Go back to the shortlist
Boutique Manager of the Year: Equity
Ardevora keeps it nice and simple. It manages four global and UK equity funds by trying to exploit the irrational behaviour of company managers, investors and analysts. Its largest fund, the £584.5 million Ardevora Global Equity Fund, launched in 2011, has returned 20.79% for the year to June 30, compared to its IA Global TR benchmark of 6.68%. Its £291 million Ardevora Global Long-Only Equity Fund, returned 19.76% in the same timeframe versus the same benchmark. Meanwhile, its £150.8 million UK equity fund returned 9.87% compared to its IA UK All Companies benchmark, which recorded a loss of 4.10%. Completing the impressive performance line-up its UK income fund, with some £221.3 million in assets, returned 3.16% compared to its IA UK Equity Income TR benchmark which recorded a loss of 1.82%. The firm was founded in 2010 by fund managers Jeremy Lang and William Pattisson.

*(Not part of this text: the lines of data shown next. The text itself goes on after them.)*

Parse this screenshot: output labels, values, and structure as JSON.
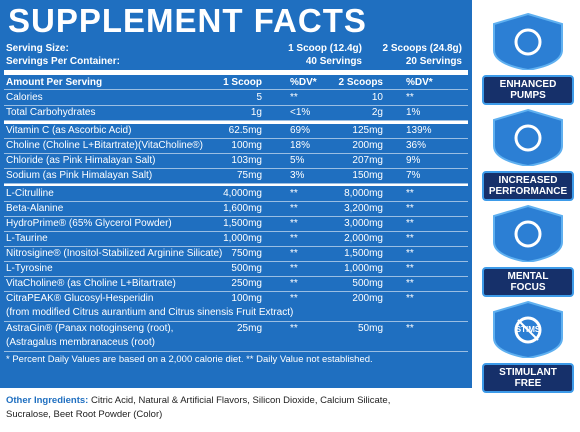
{
  "header": {
    "title": "SUPPLEMENT FACTS"
  },
  "serving": [
    [
      "Serving Size:",
      "1 Scoop (12.4g)",
      "2 Scoops (24.8g)"
    ],
    [
      "Servings Per Container:",
      "40 Servings",
      "20 Servings"
    ]
  ],
  "table": {
    "head": [
      "Amount Per Serving",
      "1 Scoop",
      "%DV*",
      "2 Scoops",
      "%DV*"
    ],
    "sections": [
      [
        {
          "name": "Calories",
          "values": [
            "5",
            "**",
            "10",
            "**"
          ]
        },
        {
          "name": "Total Carbohydrates",
          "values": [
            "1g",
            "<1%",
            "2g",
            "1%"
          ]
        }
      ],
      [
        {
          "name": "Vitamin C (as Ascorbic Acid)",
          "values": [
            "62.5mg",
            "69%",
            "125mg",
            "139%"
          ]
        },
        {
          "name": "Choline (Choline L+Bitartrate)(VitaCholine®)",
          "values": [
            "100mg",
            "18%",
            "200mg",
            "36%"
          ]
        },
        {
          "name": "Chloride (as Pink Himalayan Salt)",
          "values": [
            "103mg",
            "5%",
            "207mg",
            "9%"
          ]
        },
        {
          "name": "Sodium (as Pink Himalayan Salt)",
          "values": [
            "75mg",
            "3%",
            "150mg",
            "7%"
          ]
        }
      ],
      [
        {
          "name": "L-Citrulline",
          "values": [
            "4,000mg",
            "**",
            "8,000mg",
            "**"
          ]
        },
        {
          "name": "Beta-Alanine",
          "values": [
            "1,600mg",
            "**",
            "3,200mg",
            "**"
          ]
        },
        {
          "name": "HydroPrime® (65% Glycerol Powder)",
          "values": [
            "1,500mg",
            "**",
            "3,000mg",
            "**"
          ]
        },
        {
          "name": "L-Taurine",
          "values": [
            "1,000mg",
            "**",
            "2,000mg",
            "**"
          ]
        },
        {
          "name": "Nitrosigine® (Inositol-Stabilized Arginine Silicate)",
          "values": [
            "750mg",
            "**",
            "1,500mg",
            "**"
          ]
        },
        {
          "name": "L-Tyrosine",
          "values": [
            "500mg",
            "**",
            "1,000mg",
            "**"
          ]
        },
        {
          "name": "VitaCholine® (as Choline L+Bitartrate)",
          "values": [
            "250mg",
            "**",
            "500mg",
            "**"
          ]
        },
        {
          "name": "CitraPEAK® Glucosyl-Hesperidin",
          "note": "(from modified Citrus aurantium and Citrus sinensis Fruit Extract)",
          "values": [
            "100mg",
            "**",
            "200mg",
            "**"
          ]
        },
        {
          "name": "AstraGin® (Panax notoginseng (root),",
          "note": "(Astragalus membranaceus (root)",
          "values": [
            "25mg",
            "**",
            "50mg",
            "**"
          ]
        }
      ]
    ],
    "footnote": "* Percent Daily Values are based on a 2,000 calorie diet. ** Daily Value not established."
  },
  "other_ingredients": {
    "label": "Other Ingredients:",
    "text": "Citric Acid, Natural & Artificial Flavors, Silicon Dioxide, Calcium Silicate, Sucralose, Beet Root Powder (Color)"
  },
  "badges": [
    {
      "lines": [
        "ENHANCED",
        "PUMPS"
      ]
    },
    {
      "lines": [
        "INCREASED",
        "PERFORMANCE"
      ]
    },
    {
      "lines": [
        "MENTAL",
        "FOCUS"
      ]
    },
    {
      "icon_text": "STIMS",
      "lines": [
        "STIMULANT",
        "FREE"
      ]
    }
  ]
}
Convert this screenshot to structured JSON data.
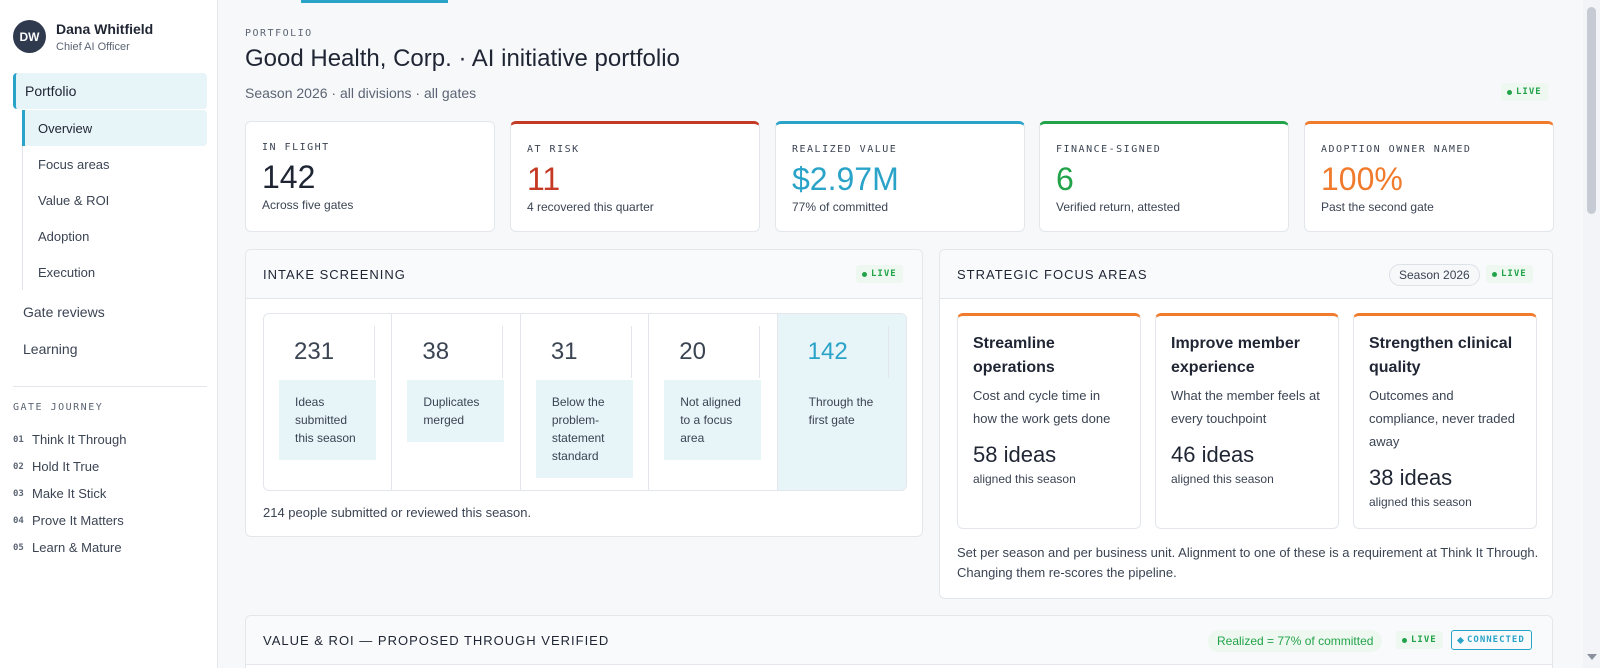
{
  "user": {
    "initials": "DW",
    "name": "Dana Whitfield",
    "role": "Chief AI Officer"
  },
  "nav": {
    "portfolio": "Portfolio",
    "portfolio_sub": [
      "Overview",
      "Focus areas",
      "Value & ROI",
      "Adoption",
      "Execution"
    ],
    "gate_reviews": "Gate reviews",
    "learning": "Learning",
    "gate_journey_title": "GATE JOURNEY",
    "gates": [
      {
        "num": "01",
        "label": "Think It Through"
      },
      {
        "num": "02",
        "label": "Hold It True"
      },
      {
        "num": "03",
        "label": "Make It Stick"
      },
      {
        "num": "04",
        "label": "Prove It Matters"
      },
      {
        "num": "05",
        "label": "Learn & Mature"
      }
    ]
  },
  "header": {
    "eyebrow": "PORTFOLIO",
    "title": "Good Health, Corp. · AI initiative portfolio",
    "subtitle": "Season 2026 · all divisions · all gates",
    "live": "LIVE"
  },
  "kpis": [
    {
      "label": "IN FLIGHT",
      "value": "142",
      "note": "Across five gates",
      "color": "#1f2533",
      "accent": "#e3e7ec"
    },
    {
      "label": "AT RISK",
      "value": "11",
      "note": "4 recovered this quarter",
      "color": "#c53a24",
      "accent": "#c53a24"
    },
    {
      "label": "REALIZED VALUE",
      "value": "$2.97M",
      "note": "77% of committed",
      "color": "#2aa3c9",
      "accent": "#2aa3c9"
    },
    {
      "label": "FINANCE-SIGNED",
      "value": "6",
      "note": "Verified return, attested",
      "color": "#22a34a",
      "accent": "#22a34a"
    },
    {
      "label": "ADOPTION OWNER NAMED",
      "value": "100%",
      "note": "Past the second gate",
      "color": "#f07b2d",
      "accent": "#f07b2d"
    }
  ],
  "intake": {
    "title": "INTAKE SCREENING",
    "live": "LIVE",
    "stages": [
      {
        "value": "231",
        "label": "Ideas submitted this season"
      },
      {
        "value": "38",
        "label": "Duplicates merged"
      },
      {
        "value": "31",
        "label": "Below the problem-statement standard"
      },
      {
        "value": "20",
        "label": "Not aligned to a focus area"
      },
      {
        "value": "142",
        "label": "Through the first gate"
      }
    ],
    "note": "214 people submitted or reviewed this season."
  },
  "focus": {
    "title": "STRATEGIC FOCUS AREAS",
    "season": "Season 2026",
    "live": "LIVE",
    "cards": [
      {
        "title": "Streamline operations",
        "desc": "Cost and cycle time in how the work gets done",
        "count": "58 ideas",
        "aligned": "aligned this season"
      },
      {
        "title": "Improve member experience",
        "desc": "What the member feels at every touchpoint",
        "count": "46 ideas",
        "aligned": "aligned this season"
      },
      {
        "title": "Strengthen clinical quality",
        "desc": "Outcomes and compliance, never traded away",
        "count": "38 ideas",
        "aligned": "aligned this season"
      }
    ],
    "note": "Set per season and per business unit. Alignment to one of these is a requirement at Think It Through. Changing them re-scores the pipeline."
  },
  "value": {
    "title": "VALUE & ROI — PROPOSED THROUGH VERIFIED",
    "realized": "Realized = 77% of committed",
    "live": "LIVE",
    "connected": "CONNECTED"
  }
}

Terry Smith set up Fundsmith in 2010 partly in protest at the asset management industry. At the time he said: “If most funds had done well in the past 10 years we probably would not have created Fundsmith. But they haven’t.” Now six years later Smith has certainly proved his point against the mainstream asset management sector. The firm’s Fundsmith Equity Fund, which has swelled to £7.1 billion in assets, returned 31.85 % in the 12 months to June 30 compared to -2.19% for the MSCI World Index. Since the fund’s November 2010 inception it has returned a cumulative 169.3% net of fees, equating to an annualised return of 19.1%. Smith runs a concentrated portfolio of between 20 and 30 stocks which boasts an active share of 93%. He looks to invest in high quality, high certainty and resilient businesses for the long-term. Highlighting this, the year in which most of the companies he invests in were founded was 1912. Smith also set up the Fundsmith Emerging Equities Trust in June 2014. Since inception its net asset value is up 4% and 11.6% for the year to June 30.

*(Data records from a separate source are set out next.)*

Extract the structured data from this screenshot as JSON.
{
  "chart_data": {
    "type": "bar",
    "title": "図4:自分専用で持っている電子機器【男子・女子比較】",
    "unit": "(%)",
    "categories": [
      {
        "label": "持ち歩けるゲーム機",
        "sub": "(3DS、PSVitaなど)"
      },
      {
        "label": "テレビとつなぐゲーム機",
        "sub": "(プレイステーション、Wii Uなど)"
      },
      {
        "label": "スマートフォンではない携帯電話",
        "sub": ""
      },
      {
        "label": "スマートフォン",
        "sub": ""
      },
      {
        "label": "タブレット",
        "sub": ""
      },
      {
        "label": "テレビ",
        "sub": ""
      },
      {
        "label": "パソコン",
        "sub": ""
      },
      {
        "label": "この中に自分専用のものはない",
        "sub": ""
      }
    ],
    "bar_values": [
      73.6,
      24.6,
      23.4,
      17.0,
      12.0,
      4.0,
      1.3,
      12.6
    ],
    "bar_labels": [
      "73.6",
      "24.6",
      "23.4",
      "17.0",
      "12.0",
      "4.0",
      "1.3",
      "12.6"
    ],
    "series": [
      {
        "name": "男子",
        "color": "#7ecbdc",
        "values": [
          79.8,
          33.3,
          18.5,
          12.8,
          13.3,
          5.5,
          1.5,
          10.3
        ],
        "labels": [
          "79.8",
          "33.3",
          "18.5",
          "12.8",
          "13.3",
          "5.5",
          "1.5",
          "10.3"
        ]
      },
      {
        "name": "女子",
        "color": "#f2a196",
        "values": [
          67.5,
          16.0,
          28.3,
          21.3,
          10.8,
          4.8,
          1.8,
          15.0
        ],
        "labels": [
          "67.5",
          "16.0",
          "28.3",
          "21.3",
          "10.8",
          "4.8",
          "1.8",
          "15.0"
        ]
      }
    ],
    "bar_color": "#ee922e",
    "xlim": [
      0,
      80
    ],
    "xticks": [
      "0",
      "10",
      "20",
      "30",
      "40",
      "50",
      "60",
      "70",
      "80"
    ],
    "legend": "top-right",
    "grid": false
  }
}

The clear winner of 2015’s boutique manager of the year category, Lindsell Train has continued doing what it does best – making money for its investors. Its £2.4 billion UK equity fund returned 6.6% in the year to June 30, 2016 compared to the FTSE All Share Index which delivered 2.2%. Its £1.6 billion global equity fund returned 18% in the same timeframe compared to the MSCI World Index which recorded 14.4%. Its other equity fund, its £84 million Japanese equity fund lost 7.9% in the period, however this still compares favourably to the 22% loss recorded by the fund’s benchmark. The Lindsell Train Investment Trust has seen its net asset value increase by 20.8% in the 12-month period, compared to the MSCI World Index increasing by 14.4%. The firm’s three investment principles are to run client money as it would its own, align its interests alongside its clients and to take the long view. The London-based firm was founded by Michael Lindsell and Nick Train, formerly of GT Management, in 2000.
Sanlam FOUR Investments
Sanlam FOUR has quietly gone about establishing itself as an exceptionally competent boutique equity manager. Founded by its chief executive Derrick Dunne alongside three ex-Schroders UK equities managers in 2006, the £4.8 billion fund manager, which does not impose an overall house style, has continued to build out its fund strategies. In particular, its global and recently launched US equity funds are already clocking up robust performance figures. The £95.3 million Stable Global Equity fund, set up in 2012, returned 3.5% in the year ended May 31, and positioned well for Brexit, posting 17.8% for the year ended June 30, well ahead of its CPI+6% target. The fund has also delivered an annualised return of 15.3% since inception, significantly eclipsing its target which has produced 6.7%. In similar fashion, its US Dividend Income fund, launched in December 2014, has returned 29% in sterling terms in the same 12-month period, while the MSCI North America index has generated 20%. The strategy, managed by Adour Sarkissian, had attracted assets of £96.6 million by June 30. In December 2014, Dunne and his team sold a majority stake in the firm to South African financial services group Sanlam.
Swiss asset manager Unigestion describes its equities strategy as “a Volvo in a world of Ferraris”. The firm says that rather than chase stocks that are likely to outperform, it seeks to avoid stocks that are likely to underperform in a bid to provide its clients with consistent returns and less volatility. The approach looks to have found favour with investors. In the year to May 31 the firm had net inflows into its equities range of €642 billion while total equity assets under management have increased from €8.4 billion at the end of 2014 to €10.3 billion by March 31, 2016. In the year to May 31, all of its long-only equity strategies have beaten their benchmarks net of fees, as well as delivered comparatively reduced volatility in the three years to May 31. Although its flagship €2.3 billion European equities fund, Uni-Global-Equities Europe, returned -4.86% net of fees in the year to May 31, it still outperformed its Stoxx Europe 600 benchmark by 5.76%. Its volatility was recorded as 13.56% over three years compared to its benchmark of 16.49% in the same period.